The hostages were seized from the Turkish consulate in Mosul on June 11 by IS insurgents.
Security sources said they were released on the Syrian side of the border with Turkey after travelling from the eastern Syrian city of Raqqa - Islamic State’s stronghold.
The rapid and brutal advance of Islamic State, bent on establishing a hub of jihadism in the centre of the Arab world and on Turkey’s southern fringe, has alarmed Ankara and the West, forcing them to step up intelligence sharing and tighten security cooperation.
America is drawing up plans for military action in Syria against Islamic State fighters, but Turkey had made clear it did not want to take a frontline role, partly because of fears for the fate of the hostages.

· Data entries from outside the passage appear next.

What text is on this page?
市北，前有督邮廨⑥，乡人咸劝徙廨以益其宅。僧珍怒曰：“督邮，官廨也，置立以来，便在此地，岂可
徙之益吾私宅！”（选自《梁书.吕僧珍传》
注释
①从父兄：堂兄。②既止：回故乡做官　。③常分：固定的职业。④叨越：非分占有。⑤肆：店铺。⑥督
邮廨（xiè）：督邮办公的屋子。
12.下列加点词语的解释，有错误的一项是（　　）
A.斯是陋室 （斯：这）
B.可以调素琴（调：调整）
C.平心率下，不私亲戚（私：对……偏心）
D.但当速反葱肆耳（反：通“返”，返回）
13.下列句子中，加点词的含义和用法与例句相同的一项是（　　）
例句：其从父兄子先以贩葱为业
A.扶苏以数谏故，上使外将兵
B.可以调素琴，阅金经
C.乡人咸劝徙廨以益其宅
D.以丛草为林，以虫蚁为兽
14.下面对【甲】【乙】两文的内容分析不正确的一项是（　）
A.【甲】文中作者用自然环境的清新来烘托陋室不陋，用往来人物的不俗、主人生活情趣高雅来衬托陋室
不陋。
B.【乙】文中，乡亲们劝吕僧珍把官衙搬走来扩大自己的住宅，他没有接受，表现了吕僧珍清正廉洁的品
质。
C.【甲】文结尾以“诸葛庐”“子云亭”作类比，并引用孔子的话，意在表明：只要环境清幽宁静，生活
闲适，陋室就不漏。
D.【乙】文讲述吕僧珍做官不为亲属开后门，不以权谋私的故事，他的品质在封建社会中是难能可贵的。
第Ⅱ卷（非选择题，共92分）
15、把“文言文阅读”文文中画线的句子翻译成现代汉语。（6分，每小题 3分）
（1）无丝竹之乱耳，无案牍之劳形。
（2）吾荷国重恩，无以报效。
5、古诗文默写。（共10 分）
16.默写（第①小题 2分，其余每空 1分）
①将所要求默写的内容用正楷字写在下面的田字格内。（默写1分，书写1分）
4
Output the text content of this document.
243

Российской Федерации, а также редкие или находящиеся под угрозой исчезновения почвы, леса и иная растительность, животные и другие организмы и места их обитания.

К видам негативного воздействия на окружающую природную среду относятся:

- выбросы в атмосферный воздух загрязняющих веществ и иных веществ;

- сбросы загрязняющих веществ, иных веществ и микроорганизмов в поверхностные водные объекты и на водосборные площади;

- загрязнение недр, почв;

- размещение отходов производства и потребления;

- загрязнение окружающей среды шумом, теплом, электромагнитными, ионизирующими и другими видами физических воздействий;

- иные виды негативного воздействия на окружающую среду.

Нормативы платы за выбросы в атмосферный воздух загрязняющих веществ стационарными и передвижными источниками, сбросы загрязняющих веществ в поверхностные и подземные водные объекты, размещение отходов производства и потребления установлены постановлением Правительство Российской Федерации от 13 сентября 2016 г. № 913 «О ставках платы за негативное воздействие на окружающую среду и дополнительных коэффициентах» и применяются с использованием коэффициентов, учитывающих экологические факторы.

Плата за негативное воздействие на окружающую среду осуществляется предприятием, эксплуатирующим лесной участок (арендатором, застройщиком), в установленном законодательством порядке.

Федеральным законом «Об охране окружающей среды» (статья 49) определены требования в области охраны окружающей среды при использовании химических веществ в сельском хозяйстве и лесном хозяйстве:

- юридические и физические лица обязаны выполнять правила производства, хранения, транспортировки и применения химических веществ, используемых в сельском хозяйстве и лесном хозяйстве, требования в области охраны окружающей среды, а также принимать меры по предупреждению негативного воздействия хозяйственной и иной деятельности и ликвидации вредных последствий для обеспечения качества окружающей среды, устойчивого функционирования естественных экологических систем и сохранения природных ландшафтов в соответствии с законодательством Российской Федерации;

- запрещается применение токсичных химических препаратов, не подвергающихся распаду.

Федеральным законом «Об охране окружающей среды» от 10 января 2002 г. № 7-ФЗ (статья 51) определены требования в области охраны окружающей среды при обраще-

The militants have already beheaded two American journalists, James Foley and Steven Sotloff, and British aid worker David Haines.
They are now threatening a second British aid worker, Alan Henning.
British and American officials have said in recent weeks that their nationals had been killed by Islamic State militants in part because other countries were paying ransoms.
France was able to secure the release of four of its nationals in Syria earlier this year, after what President Francois Hollande said was help from other countries.
Hollande reaffirmed on Thursday that Paris did not pay ransoms or exchange prisoners for the release of its citizens that are held hostage overseas.